The role of leadership
The health system in twenty years’ time will be a place where today’s intelligent solutions and technological innovations have been exploited to their full; where multiple providers share responsibility for keeping populations healthy; and where the individual plays a leading role in his or her own health management. Getting to this future state will require a new way of doing things, a leadership that encourages transformational change, and potentially a new pool of leaders whose skill sets reflect the challenges of the new health and social care landscape.
‘This was a unique opportunity to explore some of today’s really pressing health challenges with a room full of fresh minds - we all learnt from sharing our unique perspectives and ideas’
Tony Bell, Chief Executive, Chelsea and Westminster Hospital NHS Foundation Trust
Leading up to 2032, leaders will increasingly require skills to work across organisations and services, with a focus on delivering the overall vision of the system, rather than that of discrete organisations. Whilst general management may continue to provide a rich pool of talent, leaders may increasingly come from clinical routes in the future, applying frontline experience of service delivery to shape the future landscape of provision.

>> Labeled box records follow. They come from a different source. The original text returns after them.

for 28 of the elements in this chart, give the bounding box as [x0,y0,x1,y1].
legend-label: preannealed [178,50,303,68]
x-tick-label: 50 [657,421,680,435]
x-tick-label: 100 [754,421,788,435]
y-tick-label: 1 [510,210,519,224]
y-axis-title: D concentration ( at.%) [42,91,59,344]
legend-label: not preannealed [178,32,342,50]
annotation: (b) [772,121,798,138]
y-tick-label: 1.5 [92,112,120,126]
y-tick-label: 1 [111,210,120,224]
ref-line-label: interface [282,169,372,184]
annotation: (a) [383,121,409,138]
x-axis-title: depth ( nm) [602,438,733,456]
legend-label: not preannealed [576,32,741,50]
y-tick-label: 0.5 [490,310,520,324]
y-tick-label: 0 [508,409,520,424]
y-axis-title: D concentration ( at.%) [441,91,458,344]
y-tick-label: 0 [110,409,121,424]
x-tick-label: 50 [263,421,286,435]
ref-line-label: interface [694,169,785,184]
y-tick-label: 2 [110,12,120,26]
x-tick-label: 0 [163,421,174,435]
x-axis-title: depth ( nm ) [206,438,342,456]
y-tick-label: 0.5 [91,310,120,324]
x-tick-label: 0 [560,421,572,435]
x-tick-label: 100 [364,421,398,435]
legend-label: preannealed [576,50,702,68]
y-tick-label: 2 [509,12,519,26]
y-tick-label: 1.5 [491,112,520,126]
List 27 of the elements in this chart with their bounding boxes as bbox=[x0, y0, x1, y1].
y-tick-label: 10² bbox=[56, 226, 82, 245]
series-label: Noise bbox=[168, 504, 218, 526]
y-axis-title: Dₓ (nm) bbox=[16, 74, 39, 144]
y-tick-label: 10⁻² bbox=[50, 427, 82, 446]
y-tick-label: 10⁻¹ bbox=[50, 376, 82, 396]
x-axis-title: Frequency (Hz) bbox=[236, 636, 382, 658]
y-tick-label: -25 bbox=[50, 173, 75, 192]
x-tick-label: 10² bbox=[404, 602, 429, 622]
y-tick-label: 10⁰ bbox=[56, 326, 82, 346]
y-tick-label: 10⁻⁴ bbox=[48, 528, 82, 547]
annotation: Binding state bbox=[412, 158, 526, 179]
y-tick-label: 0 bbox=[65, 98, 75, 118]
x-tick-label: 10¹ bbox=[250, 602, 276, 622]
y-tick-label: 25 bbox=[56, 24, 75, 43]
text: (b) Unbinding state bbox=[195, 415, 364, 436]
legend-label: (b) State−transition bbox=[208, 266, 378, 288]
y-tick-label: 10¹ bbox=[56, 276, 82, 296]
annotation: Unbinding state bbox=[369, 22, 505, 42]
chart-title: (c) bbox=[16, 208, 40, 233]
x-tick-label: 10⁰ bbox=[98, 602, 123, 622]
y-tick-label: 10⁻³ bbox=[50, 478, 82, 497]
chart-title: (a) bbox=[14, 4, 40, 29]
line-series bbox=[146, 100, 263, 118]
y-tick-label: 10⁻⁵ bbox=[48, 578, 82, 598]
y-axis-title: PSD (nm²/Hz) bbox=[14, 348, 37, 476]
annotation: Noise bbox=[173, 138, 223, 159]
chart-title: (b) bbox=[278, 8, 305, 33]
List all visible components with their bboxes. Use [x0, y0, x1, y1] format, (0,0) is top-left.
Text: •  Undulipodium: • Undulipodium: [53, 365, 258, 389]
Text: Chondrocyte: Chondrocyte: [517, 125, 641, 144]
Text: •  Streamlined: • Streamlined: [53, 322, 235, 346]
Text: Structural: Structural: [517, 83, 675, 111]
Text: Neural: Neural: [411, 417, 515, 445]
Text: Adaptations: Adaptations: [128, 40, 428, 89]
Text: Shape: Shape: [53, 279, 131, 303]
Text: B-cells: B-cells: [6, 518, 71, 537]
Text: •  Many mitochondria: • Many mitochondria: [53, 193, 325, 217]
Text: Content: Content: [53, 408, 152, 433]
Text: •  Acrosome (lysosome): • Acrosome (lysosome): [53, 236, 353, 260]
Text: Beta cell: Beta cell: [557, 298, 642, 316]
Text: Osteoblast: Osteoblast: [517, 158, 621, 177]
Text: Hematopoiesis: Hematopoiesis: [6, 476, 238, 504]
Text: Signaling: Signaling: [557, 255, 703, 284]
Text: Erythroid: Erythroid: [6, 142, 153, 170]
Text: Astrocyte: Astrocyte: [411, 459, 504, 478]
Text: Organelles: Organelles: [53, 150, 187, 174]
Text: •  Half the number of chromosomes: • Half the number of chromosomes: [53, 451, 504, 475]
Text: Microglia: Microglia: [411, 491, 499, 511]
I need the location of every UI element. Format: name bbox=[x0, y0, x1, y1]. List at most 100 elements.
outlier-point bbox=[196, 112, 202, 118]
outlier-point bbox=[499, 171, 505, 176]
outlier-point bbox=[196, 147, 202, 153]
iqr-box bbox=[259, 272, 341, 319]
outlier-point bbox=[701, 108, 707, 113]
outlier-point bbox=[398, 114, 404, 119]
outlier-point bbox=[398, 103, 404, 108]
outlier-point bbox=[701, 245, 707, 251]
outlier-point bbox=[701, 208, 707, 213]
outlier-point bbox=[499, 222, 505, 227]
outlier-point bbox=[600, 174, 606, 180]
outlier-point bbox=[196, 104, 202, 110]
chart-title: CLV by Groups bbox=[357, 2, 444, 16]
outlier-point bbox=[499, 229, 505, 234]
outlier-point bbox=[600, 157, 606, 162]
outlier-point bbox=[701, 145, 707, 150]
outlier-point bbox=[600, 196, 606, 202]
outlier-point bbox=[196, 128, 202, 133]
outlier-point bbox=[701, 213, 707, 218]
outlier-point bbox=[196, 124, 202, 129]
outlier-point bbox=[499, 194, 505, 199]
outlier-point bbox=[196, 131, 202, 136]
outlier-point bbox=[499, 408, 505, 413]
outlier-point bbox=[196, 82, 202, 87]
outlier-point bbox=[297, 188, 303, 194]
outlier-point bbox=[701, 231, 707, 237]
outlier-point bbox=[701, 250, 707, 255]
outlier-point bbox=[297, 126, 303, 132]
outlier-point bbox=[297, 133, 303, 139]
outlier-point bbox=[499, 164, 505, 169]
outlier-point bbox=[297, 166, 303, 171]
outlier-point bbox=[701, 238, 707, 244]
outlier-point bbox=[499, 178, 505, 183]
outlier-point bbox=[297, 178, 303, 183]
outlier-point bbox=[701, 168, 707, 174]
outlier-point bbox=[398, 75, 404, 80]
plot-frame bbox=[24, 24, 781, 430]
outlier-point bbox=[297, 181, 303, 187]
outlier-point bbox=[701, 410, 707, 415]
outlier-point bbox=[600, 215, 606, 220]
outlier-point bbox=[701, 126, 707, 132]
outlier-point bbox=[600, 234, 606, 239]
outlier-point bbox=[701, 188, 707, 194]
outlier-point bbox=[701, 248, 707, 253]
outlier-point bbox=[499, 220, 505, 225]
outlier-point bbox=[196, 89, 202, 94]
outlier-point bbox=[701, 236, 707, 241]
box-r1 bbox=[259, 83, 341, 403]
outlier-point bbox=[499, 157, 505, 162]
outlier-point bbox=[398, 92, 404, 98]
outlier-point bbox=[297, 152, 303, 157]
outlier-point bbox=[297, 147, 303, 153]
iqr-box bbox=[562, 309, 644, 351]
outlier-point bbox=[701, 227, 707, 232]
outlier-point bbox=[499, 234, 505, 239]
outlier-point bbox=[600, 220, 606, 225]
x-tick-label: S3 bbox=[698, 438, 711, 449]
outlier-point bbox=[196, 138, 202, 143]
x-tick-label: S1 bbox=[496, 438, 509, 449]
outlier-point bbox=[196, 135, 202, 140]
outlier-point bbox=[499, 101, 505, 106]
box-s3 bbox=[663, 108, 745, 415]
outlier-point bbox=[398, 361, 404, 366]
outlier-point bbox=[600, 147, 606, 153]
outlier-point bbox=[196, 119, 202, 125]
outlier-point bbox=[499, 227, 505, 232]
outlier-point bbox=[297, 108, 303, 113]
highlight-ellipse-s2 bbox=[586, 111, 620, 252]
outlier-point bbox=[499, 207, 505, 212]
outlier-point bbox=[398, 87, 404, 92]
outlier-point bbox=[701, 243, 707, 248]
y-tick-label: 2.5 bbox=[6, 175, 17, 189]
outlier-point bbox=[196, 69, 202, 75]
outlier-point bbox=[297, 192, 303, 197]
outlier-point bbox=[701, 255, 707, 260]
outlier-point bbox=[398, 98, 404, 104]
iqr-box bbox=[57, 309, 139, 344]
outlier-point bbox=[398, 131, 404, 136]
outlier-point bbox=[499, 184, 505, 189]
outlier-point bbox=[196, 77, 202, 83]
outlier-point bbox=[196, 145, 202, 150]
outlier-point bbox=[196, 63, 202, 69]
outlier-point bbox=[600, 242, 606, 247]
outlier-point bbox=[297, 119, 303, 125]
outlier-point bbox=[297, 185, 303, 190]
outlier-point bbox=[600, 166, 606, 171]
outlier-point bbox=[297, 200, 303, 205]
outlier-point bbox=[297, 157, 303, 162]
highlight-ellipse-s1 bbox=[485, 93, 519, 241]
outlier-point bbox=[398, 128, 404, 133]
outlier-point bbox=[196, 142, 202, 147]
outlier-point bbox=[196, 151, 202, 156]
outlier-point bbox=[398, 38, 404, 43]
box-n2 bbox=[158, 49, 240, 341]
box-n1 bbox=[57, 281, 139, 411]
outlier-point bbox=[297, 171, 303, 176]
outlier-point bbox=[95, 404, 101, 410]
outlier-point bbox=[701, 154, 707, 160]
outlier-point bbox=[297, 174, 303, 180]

The potential held by today’s leaders is to give power to the innovators - to drive through evidence-based medicine but also to legitimise a degree of trial and error, and to sanction an exploratory approach to development that draws upon the dynamic and nimble approach to adaptation displayed within, for instance, military health. It is this same ability to adapt and change that today’s leaders can demonstrate, leading the NHS into a new era of responsiveness to be inherited by the enthusiastic health minds that are emerging from discussions such as this one.
Continuing the tradition
This whole process has been about leading change by inspiring today’s fresh minds. Through it, we have also seen how powerful it can be to bring emerging and established leaders together to create a dynamic, two-way debate. As the competition and seminar have demonstrated, by giving emerging leaders an opportunity to work together, we can encourage and inspire fresh thinking about some really difficult issues. I am particularly pleased to see the way people from clinical and general management backgrounds have come together to share and develop their perspectives. We are repeating this process again this year, with full information about Finnamore’s 2013 Future Leaders competition on the Finnamore website (closing date 31 October 2013). We look forward to receiving another tranche of innovative and inspiring submissions, and to building on this exciting debate between today’s and tomorrow’s leaders.